Press photographers swarming the celebrities slowed the progress of the march down 7th Avenue, making it difficult for them to take off. “From Palestine to Mexico, all the walls have got to go,” someone boomed into a small speaker, half a block ahead of the celebrities. “Racist ICE, you can’t hide, we charge you with genocide!” Hundreds more people awaited the march in Times Square, while another march proceeded parallel down Broadway to convene.
With No Kings protests under way in the United States, my colleagues across the pond are covering a massive, although unrelated, demonstration against the far-right in the United Kingdom.
Organizers believe about half a million people gathered in London today in what was expected to be the biggest multicultural march in UK history, organized by the Together Alliance.

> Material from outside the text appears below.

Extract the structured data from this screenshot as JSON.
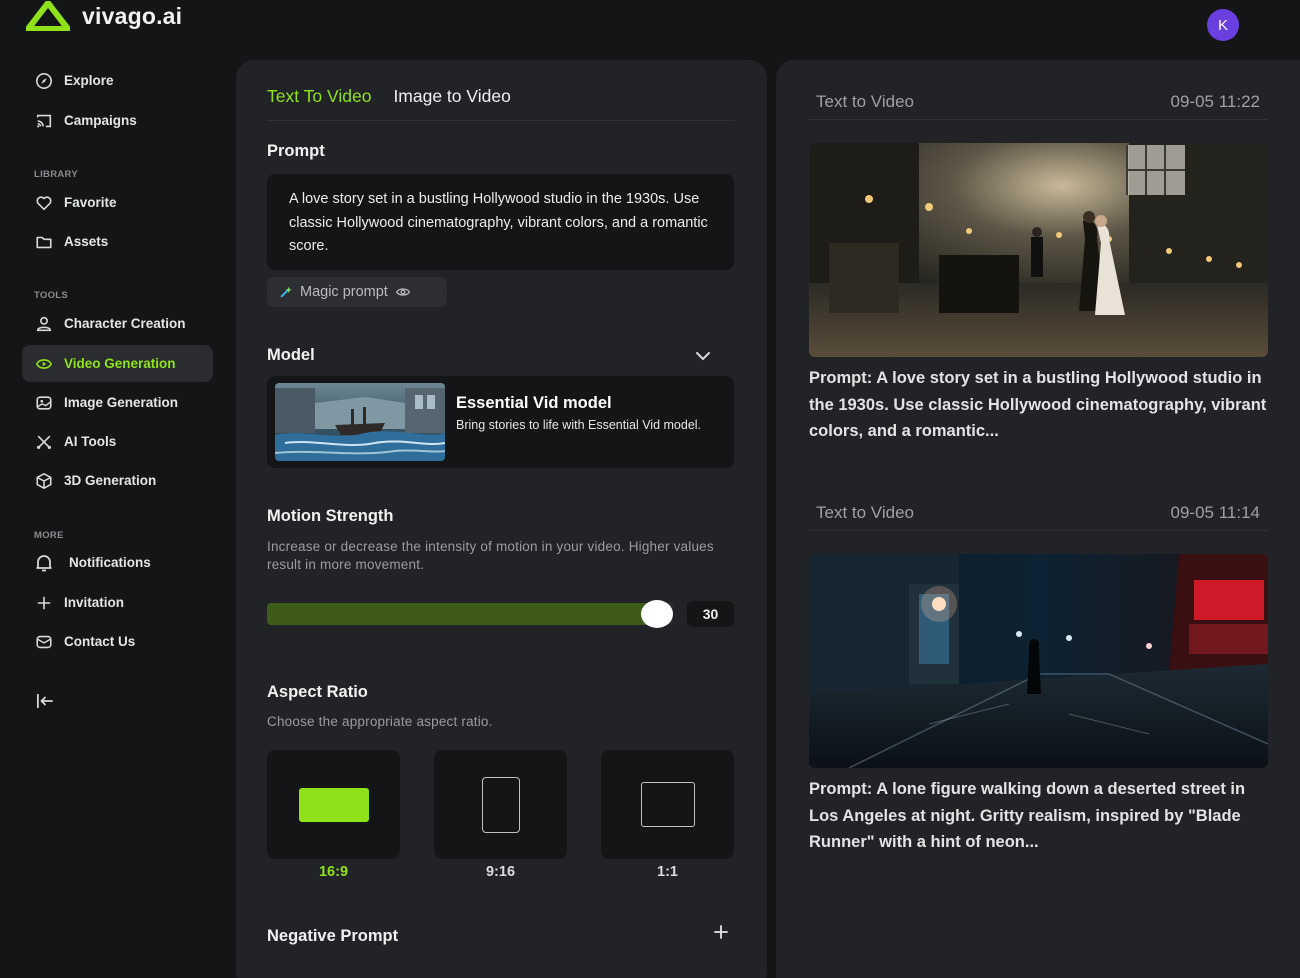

“Together was formed in response to last September’s far-right ‘unite the kingdom’ demonstration, when violent groups went on the rampage. The overwhelming majority of people reject the racism, Islamophobia, division, hatred and violence promoted by Tommy Robinson and the far right,” Sabby Dhalu, of Stand Up to Racism, one of the members of the Together Alliance, told the Guardian.
As crowds continue to gather in Washington DC and Minnesota’s Twin Cities – where two of the largest protests of the day are planned – demonstrations are underway across the country.
Here are some more images from protests in Georgia, Kansas, Texas and elsewhere.
What is the 3.5% protest rule and what does it mean for the US?
The number is frequently cited in leftwing circles, serving as a rallying cry for people who oppose Donald Trump: if 3.5% of a population protests against a regime, the regime will fail.
Left-leaning content creators, activists and media have boosted the 3.5% rule as the anti-Trump resistance has grown. A Pod Save America episode in June was headlined The 3.5% Protest Rule That Could Bring Down Trump. Social media posts from protest groups broke down the rule and its limitations.
In the lead-up to mass days of protest, organizers have referred to the target as a goal. After the No Kings protests in June 2025, for instance, the progressive activist group Indivisible sent an email to its supporters noting how “3.5% is a historically important target – but not a magic number”. Another day of protests is set for Thursday [July 2025]dubbed “Good Trouble”, a reference to the late congressman John Lewis on the fifth anniversary of his death.
The figure stems from research of prior mass movements, though it’s often oversimplified. Still, the gist is accurate: sustained mass participation in a resistance movement can topple authoritarianism.
Hundreds of demonstrators have gathered outside the Capitolio de Puerto Rico in San Juan where my colleage Joseph Gedeon is reporting.
Here’s a scene of the crowds:
In an op-ed published today, California congressman Ro Khanna said, “The Epstein class thinks it runs America. Today, No Kings protesters send their response.”
“As more Americans are sent to fight abroad and the survivors of abuse are silenced at home, people increasingly feel dispensable,” the California congressman wrote in MS NOW. Khanna co-sponsored the Epstein Files Transparency Act. “For too long, Americans have seen our leaders fight harder for the Epstein class than for the working class. They have watched our system shield elites instead of delivering fundamentals such as affordable health care, housing and education.”